Piccole informazioni per l'aspirante mototurista malgascio:

  • La valuta malgascia è l'aryary: 100.000 Ar valgono circa 3,5 euro, quindi preparatevi a tenere in tasca un gigantesco malloppo di soldi, come al Monopoli. Euro accettati ovunque. In Madagascar si parla il francese, nei luoghi più turistici anche italiano e inglese.
  • Da evitare da dicembre ad aprile (stagione delle piogge), a meno che non vi piaccia il bagno nel fango.
  • Un litro di benzina costa circa 1 Euro, e i distributori sono frequenti nei centri abitati, ma il consiglio è sempre di fare il pieno ogni volta che se ne incontra uno. Diffidare di chi vende benzina in bottiglia per la strada (anche se è la vostra ultima chanche prima di restare a secco), perché il carburante potrebbe essere miscelato con acqua.
  • Polizia e Gendarmeria sono solite chiedere, in modo più o meno velato, una mancia per lasciarvi andare dopo il controllo dei documenti.

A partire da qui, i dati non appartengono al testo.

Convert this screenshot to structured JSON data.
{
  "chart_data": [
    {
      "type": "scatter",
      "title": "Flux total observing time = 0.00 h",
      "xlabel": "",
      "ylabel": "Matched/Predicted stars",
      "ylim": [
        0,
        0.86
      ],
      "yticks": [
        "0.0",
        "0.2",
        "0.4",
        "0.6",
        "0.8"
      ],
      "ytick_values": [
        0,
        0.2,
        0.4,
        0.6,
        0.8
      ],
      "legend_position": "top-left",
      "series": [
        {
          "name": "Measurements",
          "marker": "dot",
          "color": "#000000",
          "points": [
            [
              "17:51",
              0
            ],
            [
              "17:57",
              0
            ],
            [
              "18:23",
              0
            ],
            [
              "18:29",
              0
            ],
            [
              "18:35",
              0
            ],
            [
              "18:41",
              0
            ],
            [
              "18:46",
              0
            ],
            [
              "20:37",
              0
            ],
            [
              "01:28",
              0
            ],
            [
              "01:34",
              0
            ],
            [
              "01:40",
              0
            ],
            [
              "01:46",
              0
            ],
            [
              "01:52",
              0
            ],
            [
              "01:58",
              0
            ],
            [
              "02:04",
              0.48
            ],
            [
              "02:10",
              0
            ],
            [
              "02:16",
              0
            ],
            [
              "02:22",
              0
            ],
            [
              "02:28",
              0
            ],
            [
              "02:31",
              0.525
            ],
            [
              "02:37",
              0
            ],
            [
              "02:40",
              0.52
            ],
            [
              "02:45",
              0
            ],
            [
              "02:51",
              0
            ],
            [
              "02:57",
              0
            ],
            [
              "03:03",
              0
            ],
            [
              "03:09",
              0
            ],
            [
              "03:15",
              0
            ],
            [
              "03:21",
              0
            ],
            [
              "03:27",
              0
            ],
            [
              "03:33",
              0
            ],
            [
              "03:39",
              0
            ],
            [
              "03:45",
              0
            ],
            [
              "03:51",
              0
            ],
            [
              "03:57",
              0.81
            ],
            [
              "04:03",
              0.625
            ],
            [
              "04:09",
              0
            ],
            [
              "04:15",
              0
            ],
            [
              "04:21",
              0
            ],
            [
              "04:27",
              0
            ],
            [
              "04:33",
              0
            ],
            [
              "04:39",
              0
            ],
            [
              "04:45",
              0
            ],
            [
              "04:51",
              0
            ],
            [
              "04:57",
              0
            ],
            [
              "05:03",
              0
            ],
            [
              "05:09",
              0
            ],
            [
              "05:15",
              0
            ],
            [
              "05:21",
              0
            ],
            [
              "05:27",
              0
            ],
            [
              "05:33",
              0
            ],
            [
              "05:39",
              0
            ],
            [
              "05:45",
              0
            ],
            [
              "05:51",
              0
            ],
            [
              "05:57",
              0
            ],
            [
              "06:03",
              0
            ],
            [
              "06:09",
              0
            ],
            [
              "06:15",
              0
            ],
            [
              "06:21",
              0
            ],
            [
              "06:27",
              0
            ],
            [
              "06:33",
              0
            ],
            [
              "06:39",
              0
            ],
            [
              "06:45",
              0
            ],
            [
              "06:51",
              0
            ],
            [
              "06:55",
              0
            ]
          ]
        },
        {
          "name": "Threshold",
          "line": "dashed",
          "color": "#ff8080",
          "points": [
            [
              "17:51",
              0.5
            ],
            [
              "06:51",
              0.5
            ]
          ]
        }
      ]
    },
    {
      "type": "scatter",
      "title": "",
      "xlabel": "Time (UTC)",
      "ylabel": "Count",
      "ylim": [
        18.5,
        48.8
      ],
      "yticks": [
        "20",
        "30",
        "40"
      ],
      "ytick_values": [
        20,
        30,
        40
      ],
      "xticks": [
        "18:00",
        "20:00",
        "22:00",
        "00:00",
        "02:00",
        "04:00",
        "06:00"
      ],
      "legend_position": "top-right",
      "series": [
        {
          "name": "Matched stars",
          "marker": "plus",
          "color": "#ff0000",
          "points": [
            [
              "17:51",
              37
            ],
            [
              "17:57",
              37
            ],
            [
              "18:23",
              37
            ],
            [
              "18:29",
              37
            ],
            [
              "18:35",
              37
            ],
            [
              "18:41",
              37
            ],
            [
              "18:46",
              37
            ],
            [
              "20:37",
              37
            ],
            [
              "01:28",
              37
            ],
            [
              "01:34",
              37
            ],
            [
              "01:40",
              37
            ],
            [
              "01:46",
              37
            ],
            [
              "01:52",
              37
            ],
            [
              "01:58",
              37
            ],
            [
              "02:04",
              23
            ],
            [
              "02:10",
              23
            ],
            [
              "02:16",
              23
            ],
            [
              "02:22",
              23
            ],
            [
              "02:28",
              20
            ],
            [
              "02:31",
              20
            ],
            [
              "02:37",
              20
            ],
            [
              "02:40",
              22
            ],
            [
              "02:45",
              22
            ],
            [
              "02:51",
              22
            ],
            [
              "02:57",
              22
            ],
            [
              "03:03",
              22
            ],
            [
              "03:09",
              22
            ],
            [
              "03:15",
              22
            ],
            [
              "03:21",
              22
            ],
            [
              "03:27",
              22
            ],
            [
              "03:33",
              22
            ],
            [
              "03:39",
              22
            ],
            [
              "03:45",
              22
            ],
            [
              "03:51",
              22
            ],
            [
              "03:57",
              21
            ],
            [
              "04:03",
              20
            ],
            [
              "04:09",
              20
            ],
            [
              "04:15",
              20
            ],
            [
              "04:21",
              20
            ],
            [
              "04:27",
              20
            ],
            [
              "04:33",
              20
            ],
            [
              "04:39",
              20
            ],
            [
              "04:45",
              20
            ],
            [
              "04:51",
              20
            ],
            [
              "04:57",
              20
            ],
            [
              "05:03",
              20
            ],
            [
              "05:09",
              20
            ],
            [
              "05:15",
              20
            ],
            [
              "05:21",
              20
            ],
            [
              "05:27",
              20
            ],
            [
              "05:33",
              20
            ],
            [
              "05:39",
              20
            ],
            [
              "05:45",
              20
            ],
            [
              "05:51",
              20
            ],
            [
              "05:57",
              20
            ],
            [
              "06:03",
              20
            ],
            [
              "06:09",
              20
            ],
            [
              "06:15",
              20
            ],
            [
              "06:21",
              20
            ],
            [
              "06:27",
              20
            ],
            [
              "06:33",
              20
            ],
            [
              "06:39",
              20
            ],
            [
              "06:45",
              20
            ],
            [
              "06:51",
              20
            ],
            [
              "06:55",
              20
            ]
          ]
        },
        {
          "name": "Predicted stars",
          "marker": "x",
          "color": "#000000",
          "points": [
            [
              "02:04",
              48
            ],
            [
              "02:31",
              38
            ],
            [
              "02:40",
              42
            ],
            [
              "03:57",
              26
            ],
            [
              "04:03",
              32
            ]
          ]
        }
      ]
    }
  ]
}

Se si mantiene la calma e non si hanno reazioni nervose basta fare finta di non capire o dire che non si ha denaro per bypassare la richiesta, altrimenti 10.000 Ar, e tanti saluti. Fino al prossimo posto di controllo. Casco obbligatorio.
  • I malgasci sono in genere accoglienti e gentili. Però mai viaggiare col buio o farsi sorprendere in luoghi isolati dopo il tramonto.
  • Le poche strade asfaltate sono in condizioni che vanno dallo scadente al disastroso: manca l'illuminazione pubblica, e sono strette, piene di buche di diametro fino a tre metri, animali (zebù, cani, maiali, galline) e persone le attraversano senza preavviso. Velocità media di percorrenza circa 40 km/h: se andate più forte prenotate un posto alla Dakar o al Fatebenefratelli, in ortopedia.
  • Assistenza sanitaria di base discreta nei grossi centri, assente nel resto del territorio. Condizioni igieniche approssimative.
  • Se andate con una motocicletta a ruote alte (21/18, in genere le normali enduro) portate con voi gli attrezzi per smontare le ruote, perché i gommisti locali potrebbero non averli e anche una banale foratura potrebbe diventare una bega.